Providing an infrastructure so that the people of a country may eat well and nutritionally is surely any good government’s primary role on behalf of its people? Who it represents or may pretend to represent nowadays! It would be great if patients of all denomination could access a sattvic thali meal deal daily either very nominally priced or for free, for some predetermined time and yes, I do believe obesity, diabetes, tuberculosis, heart disease, cancer … could become a thing of the past! This is what preventive healthcare is all about.
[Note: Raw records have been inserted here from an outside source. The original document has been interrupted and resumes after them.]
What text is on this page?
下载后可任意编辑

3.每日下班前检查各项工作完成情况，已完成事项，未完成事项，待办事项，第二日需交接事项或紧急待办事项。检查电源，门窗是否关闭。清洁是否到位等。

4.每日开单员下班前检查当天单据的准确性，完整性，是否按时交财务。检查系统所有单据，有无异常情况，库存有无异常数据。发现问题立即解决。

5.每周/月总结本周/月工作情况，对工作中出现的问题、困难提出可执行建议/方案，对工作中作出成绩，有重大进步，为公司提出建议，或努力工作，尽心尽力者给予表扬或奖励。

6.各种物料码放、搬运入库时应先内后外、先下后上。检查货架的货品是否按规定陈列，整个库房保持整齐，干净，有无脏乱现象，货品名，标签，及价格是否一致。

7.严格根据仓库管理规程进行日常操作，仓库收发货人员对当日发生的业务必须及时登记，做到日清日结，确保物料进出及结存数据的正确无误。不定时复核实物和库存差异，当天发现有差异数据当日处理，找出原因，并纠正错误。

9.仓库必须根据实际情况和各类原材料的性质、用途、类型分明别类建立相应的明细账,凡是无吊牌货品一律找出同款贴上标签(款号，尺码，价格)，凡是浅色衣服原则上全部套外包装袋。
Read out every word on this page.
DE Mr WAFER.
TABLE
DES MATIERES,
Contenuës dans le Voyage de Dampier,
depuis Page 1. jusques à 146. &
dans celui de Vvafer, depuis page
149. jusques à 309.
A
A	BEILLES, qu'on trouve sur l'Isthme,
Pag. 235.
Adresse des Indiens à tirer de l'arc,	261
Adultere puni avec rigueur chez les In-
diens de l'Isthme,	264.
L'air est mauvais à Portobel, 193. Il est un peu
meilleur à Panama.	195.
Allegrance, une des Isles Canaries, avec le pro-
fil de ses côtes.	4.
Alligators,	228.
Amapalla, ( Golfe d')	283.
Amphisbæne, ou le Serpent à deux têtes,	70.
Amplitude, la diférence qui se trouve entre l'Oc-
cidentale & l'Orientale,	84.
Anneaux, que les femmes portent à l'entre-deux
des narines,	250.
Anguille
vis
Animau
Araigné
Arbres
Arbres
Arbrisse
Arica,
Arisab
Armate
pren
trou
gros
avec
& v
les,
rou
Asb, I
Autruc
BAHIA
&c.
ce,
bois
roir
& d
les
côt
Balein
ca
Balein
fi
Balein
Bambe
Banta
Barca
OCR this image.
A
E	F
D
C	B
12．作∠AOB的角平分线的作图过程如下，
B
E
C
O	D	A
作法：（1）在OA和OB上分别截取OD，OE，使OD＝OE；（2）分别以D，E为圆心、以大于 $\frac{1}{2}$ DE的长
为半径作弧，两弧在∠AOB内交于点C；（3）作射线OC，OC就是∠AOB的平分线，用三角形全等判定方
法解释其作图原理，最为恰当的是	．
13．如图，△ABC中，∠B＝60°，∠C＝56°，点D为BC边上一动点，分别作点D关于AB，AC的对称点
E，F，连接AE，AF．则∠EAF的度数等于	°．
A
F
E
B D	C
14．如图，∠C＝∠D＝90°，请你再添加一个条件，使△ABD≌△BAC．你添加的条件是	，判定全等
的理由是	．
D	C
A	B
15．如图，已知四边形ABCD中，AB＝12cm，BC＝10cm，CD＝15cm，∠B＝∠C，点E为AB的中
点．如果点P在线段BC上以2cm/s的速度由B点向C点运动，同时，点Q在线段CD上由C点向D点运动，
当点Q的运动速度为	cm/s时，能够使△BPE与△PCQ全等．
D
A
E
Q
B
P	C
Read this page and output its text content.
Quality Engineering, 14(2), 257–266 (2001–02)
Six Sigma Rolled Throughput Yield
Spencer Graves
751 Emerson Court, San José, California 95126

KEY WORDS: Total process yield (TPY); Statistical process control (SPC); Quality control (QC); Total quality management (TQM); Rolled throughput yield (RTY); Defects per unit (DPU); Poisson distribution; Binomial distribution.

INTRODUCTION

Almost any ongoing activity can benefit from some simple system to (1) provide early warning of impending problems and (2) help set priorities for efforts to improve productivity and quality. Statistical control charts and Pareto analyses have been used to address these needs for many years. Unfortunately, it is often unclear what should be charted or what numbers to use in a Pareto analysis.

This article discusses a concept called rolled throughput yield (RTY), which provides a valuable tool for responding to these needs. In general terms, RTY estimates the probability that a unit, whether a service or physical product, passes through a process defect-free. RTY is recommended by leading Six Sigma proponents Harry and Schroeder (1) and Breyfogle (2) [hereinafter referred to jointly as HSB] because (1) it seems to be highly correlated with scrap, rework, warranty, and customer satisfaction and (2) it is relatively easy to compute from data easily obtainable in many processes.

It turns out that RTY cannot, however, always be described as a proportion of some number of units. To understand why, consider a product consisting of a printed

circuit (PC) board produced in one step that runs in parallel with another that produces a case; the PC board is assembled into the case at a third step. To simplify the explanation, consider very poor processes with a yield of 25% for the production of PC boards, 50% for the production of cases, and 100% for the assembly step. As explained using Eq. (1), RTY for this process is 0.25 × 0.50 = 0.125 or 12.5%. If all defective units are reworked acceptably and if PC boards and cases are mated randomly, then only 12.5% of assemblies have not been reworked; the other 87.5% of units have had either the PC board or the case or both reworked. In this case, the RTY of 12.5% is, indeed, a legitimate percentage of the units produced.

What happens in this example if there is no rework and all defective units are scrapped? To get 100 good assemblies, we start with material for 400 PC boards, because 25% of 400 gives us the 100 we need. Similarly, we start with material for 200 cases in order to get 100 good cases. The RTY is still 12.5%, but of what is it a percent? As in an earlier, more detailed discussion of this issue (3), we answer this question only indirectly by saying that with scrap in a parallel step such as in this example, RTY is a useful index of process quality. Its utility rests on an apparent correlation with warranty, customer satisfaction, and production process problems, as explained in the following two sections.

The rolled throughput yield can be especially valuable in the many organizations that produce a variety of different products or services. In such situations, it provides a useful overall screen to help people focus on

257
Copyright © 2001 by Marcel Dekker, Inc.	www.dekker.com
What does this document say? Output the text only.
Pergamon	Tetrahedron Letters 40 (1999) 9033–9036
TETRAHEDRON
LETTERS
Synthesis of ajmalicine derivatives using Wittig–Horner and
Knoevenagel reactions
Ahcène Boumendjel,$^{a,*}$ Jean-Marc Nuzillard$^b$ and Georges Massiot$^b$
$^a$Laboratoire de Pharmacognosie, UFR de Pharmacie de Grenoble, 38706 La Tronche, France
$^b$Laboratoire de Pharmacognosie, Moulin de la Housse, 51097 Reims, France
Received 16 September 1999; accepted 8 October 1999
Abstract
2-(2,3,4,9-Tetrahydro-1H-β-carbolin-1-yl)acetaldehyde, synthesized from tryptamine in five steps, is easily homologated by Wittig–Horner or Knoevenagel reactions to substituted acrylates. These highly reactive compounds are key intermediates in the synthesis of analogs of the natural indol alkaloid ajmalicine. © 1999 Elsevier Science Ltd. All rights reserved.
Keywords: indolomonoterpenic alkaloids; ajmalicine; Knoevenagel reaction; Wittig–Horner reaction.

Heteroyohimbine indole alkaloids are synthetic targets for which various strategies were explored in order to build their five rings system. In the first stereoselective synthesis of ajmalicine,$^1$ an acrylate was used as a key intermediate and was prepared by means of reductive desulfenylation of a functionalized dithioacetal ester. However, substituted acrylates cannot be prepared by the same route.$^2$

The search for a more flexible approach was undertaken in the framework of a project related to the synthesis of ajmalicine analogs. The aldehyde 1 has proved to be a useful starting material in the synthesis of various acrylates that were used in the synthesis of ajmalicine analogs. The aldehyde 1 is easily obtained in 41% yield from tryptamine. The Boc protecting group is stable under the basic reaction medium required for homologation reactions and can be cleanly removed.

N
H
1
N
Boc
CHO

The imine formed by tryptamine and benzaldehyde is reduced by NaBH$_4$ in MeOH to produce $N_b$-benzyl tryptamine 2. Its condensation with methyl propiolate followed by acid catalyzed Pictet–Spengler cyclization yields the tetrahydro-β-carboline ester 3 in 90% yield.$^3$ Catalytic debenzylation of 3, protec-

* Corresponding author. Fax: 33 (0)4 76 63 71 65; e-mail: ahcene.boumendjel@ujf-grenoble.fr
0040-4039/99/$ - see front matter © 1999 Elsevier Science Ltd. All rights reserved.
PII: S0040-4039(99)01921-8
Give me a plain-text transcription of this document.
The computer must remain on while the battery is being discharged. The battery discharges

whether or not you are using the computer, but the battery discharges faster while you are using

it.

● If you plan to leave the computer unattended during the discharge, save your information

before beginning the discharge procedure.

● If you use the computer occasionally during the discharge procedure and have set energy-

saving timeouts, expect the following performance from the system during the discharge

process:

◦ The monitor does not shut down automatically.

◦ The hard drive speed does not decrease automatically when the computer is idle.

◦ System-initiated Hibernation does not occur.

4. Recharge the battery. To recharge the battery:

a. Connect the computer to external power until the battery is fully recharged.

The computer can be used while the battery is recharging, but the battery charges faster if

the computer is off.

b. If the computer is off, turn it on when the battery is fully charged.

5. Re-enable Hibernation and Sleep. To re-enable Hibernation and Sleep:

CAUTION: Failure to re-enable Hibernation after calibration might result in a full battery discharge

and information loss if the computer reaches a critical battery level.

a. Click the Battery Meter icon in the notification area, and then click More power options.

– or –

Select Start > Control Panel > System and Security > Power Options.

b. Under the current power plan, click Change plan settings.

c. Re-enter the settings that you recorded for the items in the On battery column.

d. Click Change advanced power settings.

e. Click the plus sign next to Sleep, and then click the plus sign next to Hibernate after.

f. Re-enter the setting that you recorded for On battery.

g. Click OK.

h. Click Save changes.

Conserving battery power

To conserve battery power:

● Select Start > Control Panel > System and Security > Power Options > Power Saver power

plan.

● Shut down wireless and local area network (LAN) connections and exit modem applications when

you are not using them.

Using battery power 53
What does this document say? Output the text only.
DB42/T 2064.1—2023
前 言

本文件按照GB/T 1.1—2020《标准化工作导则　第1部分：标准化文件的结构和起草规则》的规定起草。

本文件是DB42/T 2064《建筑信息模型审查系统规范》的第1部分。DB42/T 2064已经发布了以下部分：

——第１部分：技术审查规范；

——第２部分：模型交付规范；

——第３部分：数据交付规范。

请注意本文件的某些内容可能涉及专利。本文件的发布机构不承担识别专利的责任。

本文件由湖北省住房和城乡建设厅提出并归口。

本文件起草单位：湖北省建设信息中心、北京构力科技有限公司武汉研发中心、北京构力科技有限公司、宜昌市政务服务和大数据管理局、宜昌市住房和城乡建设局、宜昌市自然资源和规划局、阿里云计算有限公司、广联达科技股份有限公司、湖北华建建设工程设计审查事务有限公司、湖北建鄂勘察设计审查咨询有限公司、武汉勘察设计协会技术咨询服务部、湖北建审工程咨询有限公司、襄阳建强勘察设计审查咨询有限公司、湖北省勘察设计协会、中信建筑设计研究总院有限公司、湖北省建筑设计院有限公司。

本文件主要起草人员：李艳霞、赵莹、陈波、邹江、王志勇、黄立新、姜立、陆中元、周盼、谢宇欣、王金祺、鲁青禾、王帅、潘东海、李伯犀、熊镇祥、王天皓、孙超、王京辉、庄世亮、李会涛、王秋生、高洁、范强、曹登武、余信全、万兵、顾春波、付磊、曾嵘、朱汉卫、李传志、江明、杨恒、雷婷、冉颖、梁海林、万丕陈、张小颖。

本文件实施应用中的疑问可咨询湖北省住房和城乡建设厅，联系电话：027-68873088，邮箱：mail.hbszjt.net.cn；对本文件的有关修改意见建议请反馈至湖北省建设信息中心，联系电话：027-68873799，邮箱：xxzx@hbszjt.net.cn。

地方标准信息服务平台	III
What would my Ayurveda sattvic veg meal deal be all about? Say, “ukde chaval” and/or a choice of our traditional Indian flatbreads of wholewheat, and especially the rice/jowari/nachne/bajari/thalipeeth bhakri…then portions of wholesome dal-sabzi-chutney-kachumbar salad, lemon or mango pickle maybe, papad maybe. Sweet maybe but may it be sweetened with jaggey or another traditional sweetener. No refined sugar anywhere for we know how carcinogenic it is and how it is to be found in a slew of refined carbohydrate foods, which offer nothing but useless calories to grow fat on and little else. Whether you want to make a meal of such a sattvic thali meal deal is up to you – the ball is in your court. Being sattvic doesn’t mean the food is dull and forgettable, to the contrary – maybe you remember the meals served in many of our down to earth ashrams or wellness retreats, all veg but all memorable life-giving eats for meal times. That is how we need to eat and the government of the day is duty bound to make it possible for people to eat better, healthier! I want to too and so do a lot of folk like me, especially seniors unable to cope with life as they grow old and older.
It would be great to be able to access a sattvic thali meal deal, tiffin-style, daily, which doesn’t cost an arm and a leg. Next best thing, find a local aam aadmi eatery around you which is still faithful to providing honest food to make you happy, check out any of the eateries aforementioned here. This is to say once again I am so grateful for our local eateries and all the faithful Udipis — thank you ever so much.